A
conta "Transações Correntes" do Balanço de Pagamentos de um
determinado país representa o registro sistemático do comércio de bens e serviços
e do fluxo de rendas com outras nações num determinado período de tempo. Caso a rubrica apresente déficit (importações maiores que exportações), diz-se que a poupança externa é
positiva. Isso significa que a geração interna de poupança é incapaz de financiar o
investimento da economia, sendo necessário que ela absorva mais recursos vindos de fora para essa finalidade.
É
necessário lembrar que déficits nas Transações Correntes, por si só, não
necessariamente representam algo ruim para a economia. Se houver, pelo lado da
Conta Capital e Financeira, um ingresso de capitais (na forma de Investimento
Estrangeiro Direto e outras modalidades) suficiente, não haverá qualquer tipo
de problema do ponto de vista da sustentabilidade das contas externas. Entretanto, quanto maior for
o déficit em Transações Correntes, menor é a disposição dos financiadores em
cobrir a diferença.
Em dezembro, o déficit em Transações Correntes alcançou seu maior patamar em 13 anos (4,17% do PIB). A
dinâmica dessa variável passou a gerar preocupação principalmente a partir de
2013, uma vez que os ingressos de recursos via Conta Capital e Financeira não apresentam crescimento sustentado. Vale ressaltar que a situação só não se agravou
anteriormente porque, até 2011, os preços das commodities mantinham uma trajetória ascendente, o que gerou
grandes excedentes na Balança Comercial. A compreensão da dinâmica da deterioração das
Transações Correntes passa pela piora da balança comercial de produtos
manufaturados, conforme o gráfico abaixo.

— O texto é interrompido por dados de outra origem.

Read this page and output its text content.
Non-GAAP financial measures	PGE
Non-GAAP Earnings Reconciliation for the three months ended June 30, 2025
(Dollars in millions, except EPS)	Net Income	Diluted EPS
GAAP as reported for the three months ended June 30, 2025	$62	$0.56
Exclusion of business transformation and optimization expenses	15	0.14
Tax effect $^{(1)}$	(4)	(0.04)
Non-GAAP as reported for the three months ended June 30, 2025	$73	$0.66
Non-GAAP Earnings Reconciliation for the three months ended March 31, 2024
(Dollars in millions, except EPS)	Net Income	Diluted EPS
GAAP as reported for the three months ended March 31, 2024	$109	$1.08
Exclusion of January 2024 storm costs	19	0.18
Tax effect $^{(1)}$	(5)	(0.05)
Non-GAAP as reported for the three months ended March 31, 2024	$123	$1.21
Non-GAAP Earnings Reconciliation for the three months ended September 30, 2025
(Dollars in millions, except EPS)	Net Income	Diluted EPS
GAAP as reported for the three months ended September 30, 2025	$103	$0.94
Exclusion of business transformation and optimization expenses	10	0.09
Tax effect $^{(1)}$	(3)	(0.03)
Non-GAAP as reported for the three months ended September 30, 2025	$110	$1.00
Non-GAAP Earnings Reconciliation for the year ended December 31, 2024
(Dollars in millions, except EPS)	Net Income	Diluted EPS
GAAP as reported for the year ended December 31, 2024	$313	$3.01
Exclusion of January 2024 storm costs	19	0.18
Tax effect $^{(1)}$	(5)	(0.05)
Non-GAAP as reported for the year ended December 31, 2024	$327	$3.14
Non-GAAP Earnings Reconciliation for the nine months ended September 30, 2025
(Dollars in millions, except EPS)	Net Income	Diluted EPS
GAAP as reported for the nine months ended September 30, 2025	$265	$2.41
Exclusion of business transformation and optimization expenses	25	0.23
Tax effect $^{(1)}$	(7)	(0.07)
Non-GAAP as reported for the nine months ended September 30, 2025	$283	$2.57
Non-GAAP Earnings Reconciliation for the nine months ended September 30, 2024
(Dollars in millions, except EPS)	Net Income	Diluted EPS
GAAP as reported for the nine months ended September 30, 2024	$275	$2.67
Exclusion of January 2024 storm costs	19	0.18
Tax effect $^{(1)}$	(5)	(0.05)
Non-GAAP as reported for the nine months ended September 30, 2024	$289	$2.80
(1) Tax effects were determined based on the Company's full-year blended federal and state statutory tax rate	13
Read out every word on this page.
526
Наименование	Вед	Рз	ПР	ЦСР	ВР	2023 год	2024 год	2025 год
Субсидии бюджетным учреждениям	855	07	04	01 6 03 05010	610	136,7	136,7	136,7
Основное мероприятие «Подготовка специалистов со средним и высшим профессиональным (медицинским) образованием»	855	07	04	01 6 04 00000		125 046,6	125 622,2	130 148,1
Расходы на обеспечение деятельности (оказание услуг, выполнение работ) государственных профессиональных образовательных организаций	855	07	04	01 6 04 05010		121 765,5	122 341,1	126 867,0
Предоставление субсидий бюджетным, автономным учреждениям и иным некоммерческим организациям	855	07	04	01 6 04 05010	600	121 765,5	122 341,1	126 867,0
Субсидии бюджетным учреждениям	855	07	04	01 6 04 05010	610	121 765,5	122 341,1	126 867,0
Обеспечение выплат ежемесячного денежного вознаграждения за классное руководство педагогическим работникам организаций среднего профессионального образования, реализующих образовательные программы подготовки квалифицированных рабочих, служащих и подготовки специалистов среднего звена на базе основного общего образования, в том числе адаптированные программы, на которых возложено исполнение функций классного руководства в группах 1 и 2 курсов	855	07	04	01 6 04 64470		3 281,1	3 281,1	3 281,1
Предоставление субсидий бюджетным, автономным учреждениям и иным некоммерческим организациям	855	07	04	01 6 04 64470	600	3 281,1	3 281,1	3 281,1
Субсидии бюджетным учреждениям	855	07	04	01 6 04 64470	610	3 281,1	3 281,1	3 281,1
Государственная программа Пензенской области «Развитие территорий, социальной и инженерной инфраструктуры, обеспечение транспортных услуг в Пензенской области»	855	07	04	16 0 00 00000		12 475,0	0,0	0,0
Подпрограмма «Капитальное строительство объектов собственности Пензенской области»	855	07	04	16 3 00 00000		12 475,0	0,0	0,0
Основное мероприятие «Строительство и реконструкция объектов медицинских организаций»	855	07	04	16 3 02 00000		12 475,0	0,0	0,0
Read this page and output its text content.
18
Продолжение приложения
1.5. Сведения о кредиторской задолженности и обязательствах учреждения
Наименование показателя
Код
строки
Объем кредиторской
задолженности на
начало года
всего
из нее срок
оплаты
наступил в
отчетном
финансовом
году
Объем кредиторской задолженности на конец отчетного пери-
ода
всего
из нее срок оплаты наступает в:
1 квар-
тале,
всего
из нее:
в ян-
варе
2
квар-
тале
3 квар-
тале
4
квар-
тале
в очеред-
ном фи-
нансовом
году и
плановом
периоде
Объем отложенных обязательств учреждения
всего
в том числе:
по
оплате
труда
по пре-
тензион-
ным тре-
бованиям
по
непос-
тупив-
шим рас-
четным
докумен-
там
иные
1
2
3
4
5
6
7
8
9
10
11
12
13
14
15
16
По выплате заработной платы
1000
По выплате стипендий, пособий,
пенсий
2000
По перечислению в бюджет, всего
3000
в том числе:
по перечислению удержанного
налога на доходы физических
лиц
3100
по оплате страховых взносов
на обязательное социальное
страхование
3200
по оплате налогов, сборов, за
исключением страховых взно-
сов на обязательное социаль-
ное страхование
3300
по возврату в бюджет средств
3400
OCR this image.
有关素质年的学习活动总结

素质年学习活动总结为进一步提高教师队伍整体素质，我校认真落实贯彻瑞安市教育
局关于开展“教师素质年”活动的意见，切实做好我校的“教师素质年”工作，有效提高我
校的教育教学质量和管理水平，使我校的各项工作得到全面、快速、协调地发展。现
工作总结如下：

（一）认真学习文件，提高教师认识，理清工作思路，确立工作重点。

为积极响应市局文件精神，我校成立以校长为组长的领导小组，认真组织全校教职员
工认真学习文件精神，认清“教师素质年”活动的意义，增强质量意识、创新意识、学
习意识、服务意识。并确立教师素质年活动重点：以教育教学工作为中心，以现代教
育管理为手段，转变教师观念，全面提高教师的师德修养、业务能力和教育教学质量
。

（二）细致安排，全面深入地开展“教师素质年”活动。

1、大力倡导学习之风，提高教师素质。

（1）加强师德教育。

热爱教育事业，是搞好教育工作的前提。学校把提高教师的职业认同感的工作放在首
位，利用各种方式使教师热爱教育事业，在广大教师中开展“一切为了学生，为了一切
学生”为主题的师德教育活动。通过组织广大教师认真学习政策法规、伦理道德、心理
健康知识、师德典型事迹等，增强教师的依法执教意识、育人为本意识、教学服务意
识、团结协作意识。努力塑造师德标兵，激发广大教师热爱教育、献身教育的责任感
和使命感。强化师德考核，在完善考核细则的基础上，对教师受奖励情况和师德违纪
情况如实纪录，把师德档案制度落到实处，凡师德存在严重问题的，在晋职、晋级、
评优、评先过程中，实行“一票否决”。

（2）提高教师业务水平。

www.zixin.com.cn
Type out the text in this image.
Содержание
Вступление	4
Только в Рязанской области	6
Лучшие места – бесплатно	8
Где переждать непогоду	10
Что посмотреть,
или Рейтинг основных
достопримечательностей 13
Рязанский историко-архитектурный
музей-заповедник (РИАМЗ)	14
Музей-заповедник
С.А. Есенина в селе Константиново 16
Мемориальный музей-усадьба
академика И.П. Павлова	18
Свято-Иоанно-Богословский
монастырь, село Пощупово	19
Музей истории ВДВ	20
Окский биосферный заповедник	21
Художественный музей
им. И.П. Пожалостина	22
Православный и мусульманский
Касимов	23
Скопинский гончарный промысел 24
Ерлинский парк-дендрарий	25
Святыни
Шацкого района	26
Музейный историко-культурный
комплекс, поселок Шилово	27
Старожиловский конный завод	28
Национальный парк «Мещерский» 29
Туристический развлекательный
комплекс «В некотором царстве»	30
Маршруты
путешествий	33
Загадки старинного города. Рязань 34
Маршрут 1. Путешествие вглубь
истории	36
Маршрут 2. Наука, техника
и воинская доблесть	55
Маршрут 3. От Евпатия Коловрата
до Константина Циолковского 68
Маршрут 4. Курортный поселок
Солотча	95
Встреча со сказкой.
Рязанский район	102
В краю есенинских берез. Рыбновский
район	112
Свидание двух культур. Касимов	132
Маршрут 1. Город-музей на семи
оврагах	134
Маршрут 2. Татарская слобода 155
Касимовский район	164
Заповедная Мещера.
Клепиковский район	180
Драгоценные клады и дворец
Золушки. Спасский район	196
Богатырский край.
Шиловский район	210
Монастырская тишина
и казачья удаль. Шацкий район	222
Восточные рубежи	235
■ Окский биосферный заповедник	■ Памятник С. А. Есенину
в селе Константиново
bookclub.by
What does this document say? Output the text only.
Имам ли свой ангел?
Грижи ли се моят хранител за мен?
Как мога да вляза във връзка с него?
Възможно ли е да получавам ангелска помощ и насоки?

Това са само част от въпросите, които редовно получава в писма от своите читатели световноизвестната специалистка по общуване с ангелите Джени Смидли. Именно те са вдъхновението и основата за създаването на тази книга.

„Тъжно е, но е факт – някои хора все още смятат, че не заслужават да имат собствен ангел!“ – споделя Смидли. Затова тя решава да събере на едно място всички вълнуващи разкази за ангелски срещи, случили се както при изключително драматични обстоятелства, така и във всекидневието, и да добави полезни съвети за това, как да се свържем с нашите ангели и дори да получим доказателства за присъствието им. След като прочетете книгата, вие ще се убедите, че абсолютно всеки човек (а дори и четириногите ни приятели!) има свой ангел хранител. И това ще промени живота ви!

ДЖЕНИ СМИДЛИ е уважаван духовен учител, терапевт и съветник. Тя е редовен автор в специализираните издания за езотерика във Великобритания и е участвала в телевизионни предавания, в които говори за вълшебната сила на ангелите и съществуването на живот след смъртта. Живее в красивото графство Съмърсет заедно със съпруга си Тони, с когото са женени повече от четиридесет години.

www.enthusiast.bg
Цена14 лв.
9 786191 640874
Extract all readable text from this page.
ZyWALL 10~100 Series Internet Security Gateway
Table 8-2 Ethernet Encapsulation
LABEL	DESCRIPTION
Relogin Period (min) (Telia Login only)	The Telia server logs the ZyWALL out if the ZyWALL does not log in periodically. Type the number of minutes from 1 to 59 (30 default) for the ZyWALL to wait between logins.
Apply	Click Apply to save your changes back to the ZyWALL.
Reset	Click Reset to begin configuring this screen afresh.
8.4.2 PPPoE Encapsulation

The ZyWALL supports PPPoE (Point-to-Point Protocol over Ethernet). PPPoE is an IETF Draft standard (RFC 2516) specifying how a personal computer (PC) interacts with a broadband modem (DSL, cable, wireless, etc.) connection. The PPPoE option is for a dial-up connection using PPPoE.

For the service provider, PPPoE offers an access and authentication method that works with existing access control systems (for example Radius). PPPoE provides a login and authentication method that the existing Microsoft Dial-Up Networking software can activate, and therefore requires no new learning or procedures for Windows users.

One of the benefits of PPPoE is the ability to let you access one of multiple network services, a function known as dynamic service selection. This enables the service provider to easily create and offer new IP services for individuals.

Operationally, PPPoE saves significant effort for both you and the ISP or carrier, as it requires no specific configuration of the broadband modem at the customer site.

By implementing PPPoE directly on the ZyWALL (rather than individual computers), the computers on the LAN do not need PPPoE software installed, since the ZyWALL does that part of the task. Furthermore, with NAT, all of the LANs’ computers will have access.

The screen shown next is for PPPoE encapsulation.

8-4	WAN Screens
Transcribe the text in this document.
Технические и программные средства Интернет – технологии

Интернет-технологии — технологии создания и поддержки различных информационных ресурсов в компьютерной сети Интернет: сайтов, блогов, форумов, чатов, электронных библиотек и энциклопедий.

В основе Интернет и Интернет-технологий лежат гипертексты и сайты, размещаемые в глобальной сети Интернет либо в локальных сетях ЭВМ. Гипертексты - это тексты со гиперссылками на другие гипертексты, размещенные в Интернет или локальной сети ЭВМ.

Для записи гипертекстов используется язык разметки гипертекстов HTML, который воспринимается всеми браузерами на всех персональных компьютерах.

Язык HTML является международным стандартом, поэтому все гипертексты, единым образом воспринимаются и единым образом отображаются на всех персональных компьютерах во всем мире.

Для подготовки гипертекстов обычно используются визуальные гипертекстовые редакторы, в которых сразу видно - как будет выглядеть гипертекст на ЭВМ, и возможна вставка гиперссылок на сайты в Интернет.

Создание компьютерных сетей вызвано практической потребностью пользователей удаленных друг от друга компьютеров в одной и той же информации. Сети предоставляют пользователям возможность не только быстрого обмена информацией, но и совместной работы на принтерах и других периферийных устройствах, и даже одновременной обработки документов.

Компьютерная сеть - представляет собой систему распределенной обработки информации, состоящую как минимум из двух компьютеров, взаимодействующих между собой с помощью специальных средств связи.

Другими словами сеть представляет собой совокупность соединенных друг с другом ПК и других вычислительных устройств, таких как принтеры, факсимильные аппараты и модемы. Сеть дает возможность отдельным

Transações Correntes (% do PIB em 12M) e Saldo da Balança de Manufaturados (US$ milhões)
Por
um lado, desde 2008, as exportações dos produtos de maior valor agregado do
Brasil "andam de lado". Nesse sentido, a eclosão da crise
financeira internacional fez com que, de maneira geral, vários países gerassem
um crescimento mais voltado para dentro (a taxa de crescimento das importações
mundiais caiu abruptamente em relação ao pré-crise). Além disso, o aumento da
concorrência internacional (sobretudo dos produtos chineses) também explica
esse desempenho.
O
elemento chave para o diagnóstico da piora do saldo comercial dos manufaturados se justifica, portanto, pela majoração das importações. Em primeiro lugar, a manutenção de uma taxa
de câmbio sobrevalorizado ao longo dos últimos anos gerou, pelo lado do
consumo, um efeito riqueza que incentivou as compras no exterior. Soma-se a
isso o conjunto de medidas adotadas pelo governo para estimular a demanda, num
modelo de crescimento que foi aprofundado a partir da crise. Essa escolha
acabou penalizando o lado da produção, que viu seus custos aumentarem
abruptamente (ver texto "Pressão de custos sobre a indústria").
O ajustamento das Transações Correntes irá requerer
uma transformação econômica considerável, a partir de políticas que favoreçam o lado da
oferta. Todavia, mesmo que algo seja feito logo, os efeitos ainda levarão tempo para serem sentidos. Aumentar a poupança interna (sobretudo a pública) também melhoraria esse quadro.
Fonte: Transações Correntes (% do PIB em 12M): Série 11726 do SGS (Banco Central).
Exportações e importações de manufaturados: FUNCEX.